Einer schaltete vorübergehend einmal den Strom ab. Seine Verwandlung in ein zittriges, unbewegliches Etwas – quasi „auf Knopfdruck“ – war erschreckend und faszinierend zugleich. Jeder Parkinson-Kranke weiß, wie sehr man durch die Tabletten beeinflusst wird – im Guten wie im Schlechten. Aber Tabletten brauchen schon ein bisschen Zeit, um ihre Wirkung zu entfalten. Bei den Elektroden ist es nur ein Schalter, der einen Menschen total verwandeln kann.
Die Vorstellung, dass Elektroden in das Gehirn eingebaut werden und dort bleiben, erscheint anfänglich gruselig. Aber eine Reha-Ärztin hat mich richtigerweise einmal darauf aufmerksam gemacht, dass es keinen so fundamentalen Unterschied zwischen diesem Verfahren und der Medikamenteneinnahme gäbe. In beiden Fällen wird etwas in das Hirn eingebracht, von dem man weiß, dass es in der Regel positiv auf die Parkinson-Symptomatik wirkt. Nebenwirkungen gibt es ebenfalls in beiden Fällen, aber diese scheinen recht gut beherrschbar zu sein – jedenfalls eine Weile.

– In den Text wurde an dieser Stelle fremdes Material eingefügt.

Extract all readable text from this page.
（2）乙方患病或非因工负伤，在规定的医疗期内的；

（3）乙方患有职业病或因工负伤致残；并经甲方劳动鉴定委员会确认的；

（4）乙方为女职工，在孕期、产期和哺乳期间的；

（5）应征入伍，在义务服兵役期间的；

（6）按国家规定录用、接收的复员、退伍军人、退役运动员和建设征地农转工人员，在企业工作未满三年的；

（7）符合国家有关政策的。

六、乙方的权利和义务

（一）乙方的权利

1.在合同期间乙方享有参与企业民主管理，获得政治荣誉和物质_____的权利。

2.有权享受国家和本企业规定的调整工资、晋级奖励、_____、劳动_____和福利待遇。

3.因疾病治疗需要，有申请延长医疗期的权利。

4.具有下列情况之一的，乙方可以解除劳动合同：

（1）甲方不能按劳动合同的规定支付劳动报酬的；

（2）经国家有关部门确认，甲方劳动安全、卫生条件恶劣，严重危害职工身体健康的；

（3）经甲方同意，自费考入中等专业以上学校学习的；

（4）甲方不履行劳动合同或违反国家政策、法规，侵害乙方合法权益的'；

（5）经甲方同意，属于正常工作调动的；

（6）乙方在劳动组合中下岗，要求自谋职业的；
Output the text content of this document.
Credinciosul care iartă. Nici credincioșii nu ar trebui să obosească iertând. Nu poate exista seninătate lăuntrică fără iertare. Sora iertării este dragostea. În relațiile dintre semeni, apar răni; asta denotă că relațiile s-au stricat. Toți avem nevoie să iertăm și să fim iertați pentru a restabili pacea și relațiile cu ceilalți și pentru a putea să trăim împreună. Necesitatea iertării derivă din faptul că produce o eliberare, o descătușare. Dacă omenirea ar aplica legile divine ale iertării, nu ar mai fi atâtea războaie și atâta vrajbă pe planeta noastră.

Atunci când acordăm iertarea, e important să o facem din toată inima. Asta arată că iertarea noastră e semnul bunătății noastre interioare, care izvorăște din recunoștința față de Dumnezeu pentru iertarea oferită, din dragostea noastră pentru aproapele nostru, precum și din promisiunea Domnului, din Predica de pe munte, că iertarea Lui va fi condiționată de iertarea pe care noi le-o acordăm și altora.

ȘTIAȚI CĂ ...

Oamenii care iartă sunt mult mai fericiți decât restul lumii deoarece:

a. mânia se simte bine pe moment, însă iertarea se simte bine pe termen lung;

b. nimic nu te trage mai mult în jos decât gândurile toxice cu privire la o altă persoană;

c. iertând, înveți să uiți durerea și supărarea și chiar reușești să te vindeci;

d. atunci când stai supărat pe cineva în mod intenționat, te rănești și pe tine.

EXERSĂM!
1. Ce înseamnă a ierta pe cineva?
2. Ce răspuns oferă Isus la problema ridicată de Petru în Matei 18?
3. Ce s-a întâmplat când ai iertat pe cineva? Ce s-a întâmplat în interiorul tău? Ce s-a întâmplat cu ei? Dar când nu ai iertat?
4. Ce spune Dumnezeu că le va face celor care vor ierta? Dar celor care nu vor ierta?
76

Und sie hat damit nicht Unrecht. Auch ich habe mich inzwischen an diesen Gedanken gewöhnt. Ich bin zwar noch nicht soweit – die Medikamente tun mir immer noch sehr gut bei bisher überschaubaren Nebenwirkungen. Aber es ist ein beruhigendes Gefühl: ich habe noch eine weitere Option im Köcher. Für mich intern habe ich eine (vollkommen subjektive) Skala: 0 bedeutet, dass ich die THS überhaupt gar nicht will, 10 bedeutet, dass ich sie ganz dringend brauche. Ich habe mit meinen behandelnden Ärzten besprochen, dass ich mich melde, wenn ich die 8 erreiche. Derzeit fühle ich mich mit den Medikamenten so gut, dass ich circa bei 4 liege. Ich hatte auch schon einmal Zeiten, in denen ich bei 7 lag.
Anders gesagt: die Skala misst, wie gut (0) oder schlecht (10) ich mich fühle. Die derzeitige 4 ist ziemlich gut. Aber noch viel besser ist, dass ich mich von einer 7, die ich vor einigen Jahren einmal hatte, wieder auf die 4 hochgearbeitet habe. Das zeigt nämlich, dass es gelegentlich auch aufwärts geht. Wer hätte das gedacht? – Bei einer Erkrankung, die im Ruf steht, nur eine Richtung zu kennen:: nach unten. So ist es also gar nicht. Viel liegt sicherlich auch daran, dass sich mein Umfeld gerade ändert – aber das ist schon wieder ein anderes Thema.